Do you ever get inspired to make your favourite restaurant meals at home? I have been especially inspired lately, because we have not really been eating out since this pandemic started (with the exception of 2 times).
Sometimes I accidentally create new recipes. Some definitely don’t turn out…but to my surprise some actually do!
This months Recipe Redux theme is a ‘Vacation-Inspired Theme’, encouraging members to create a recipe with an ingredient that they’ve seen on their summer travels.
I’ve taken a few small trips this summer, however nowhere too far. The furthest was a long-weekend trip to Boston. However the most memorable trips I’ve taken this summer were around my own backyard, in Ontario. Exploring places in cottage country to cool neighbourhoods in Toronto, to Prince Edward County wineries – Ontario has so many hidden gems.
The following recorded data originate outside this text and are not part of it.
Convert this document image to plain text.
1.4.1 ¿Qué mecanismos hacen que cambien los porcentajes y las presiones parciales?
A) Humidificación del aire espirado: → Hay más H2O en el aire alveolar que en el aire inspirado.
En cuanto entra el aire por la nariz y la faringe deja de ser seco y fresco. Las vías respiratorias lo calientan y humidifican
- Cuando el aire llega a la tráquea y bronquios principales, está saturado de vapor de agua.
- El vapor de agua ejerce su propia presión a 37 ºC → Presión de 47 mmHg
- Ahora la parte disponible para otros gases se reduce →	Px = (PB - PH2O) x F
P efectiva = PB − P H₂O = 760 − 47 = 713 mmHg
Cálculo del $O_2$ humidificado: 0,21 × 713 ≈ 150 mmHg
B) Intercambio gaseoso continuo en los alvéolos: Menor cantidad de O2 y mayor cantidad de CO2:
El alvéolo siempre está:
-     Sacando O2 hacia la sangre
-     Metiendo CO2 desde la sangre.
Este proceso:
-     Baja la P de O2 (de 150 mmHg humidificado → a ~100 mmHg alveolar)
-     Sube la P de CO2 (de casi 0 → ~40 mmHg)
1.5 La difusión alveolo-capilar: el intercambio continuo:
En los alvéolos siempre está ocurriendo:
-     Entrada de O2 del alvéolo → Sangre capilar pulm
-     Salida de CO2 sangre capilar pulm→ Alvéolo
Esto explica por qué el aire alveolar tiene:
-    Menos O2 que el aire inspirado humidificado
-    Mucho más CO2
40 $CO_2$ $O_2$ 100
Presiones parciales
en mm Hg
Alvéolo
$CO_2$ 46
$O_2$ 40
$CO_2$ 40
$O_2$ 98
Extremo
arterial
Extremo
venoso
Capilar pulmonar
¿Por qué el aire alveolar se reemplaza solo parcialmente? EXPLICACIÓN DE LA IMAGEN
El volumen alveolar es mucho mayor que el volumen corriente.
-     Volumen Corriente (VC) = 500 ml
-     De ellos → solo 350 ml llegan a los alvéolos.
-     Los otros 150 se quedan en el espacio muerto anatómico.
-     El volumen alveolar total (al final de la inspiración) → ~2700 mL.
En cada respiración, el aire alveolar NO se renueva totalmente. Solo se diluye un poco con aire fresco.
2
Have you tried farro before? It’s one of the oldest grains in existence! It has a higher fiber and protein content than common wheat. In one-quarter cup serving of uncooked farro provides 200 calories’ worth of energy, along with 7 g each of fibre and protein, as well as 10% of your daily iron needs. In this salad, I’ve combined farro with lentils along with heaps of roasted vegetables. Now you’ve got a nutty and chewy filling entree salad. Enjoy!
A omnivore-approved!! My boyfriend (who enjoys both meat and vegetarian meals) states that this salad is a favourite of his – not only for it’s delicious taste but for how hearty it is! Let’s give thanks to the satiating power of a few nutrient-rich vegetarian ingredients – lentils, barley, almonds, apples and leafy greens! I love how simple and easy this is to make. A summer must-try!
Time = $$! I’ve been capitalizing on easy and quick recipes recently as my life seems to be getting increasingly busy! However I still hold preparing my own meals at home to be a priority. One of the most over-looked etiologies contributing to our current state of health in Western culture is the number of meals we prepare at home.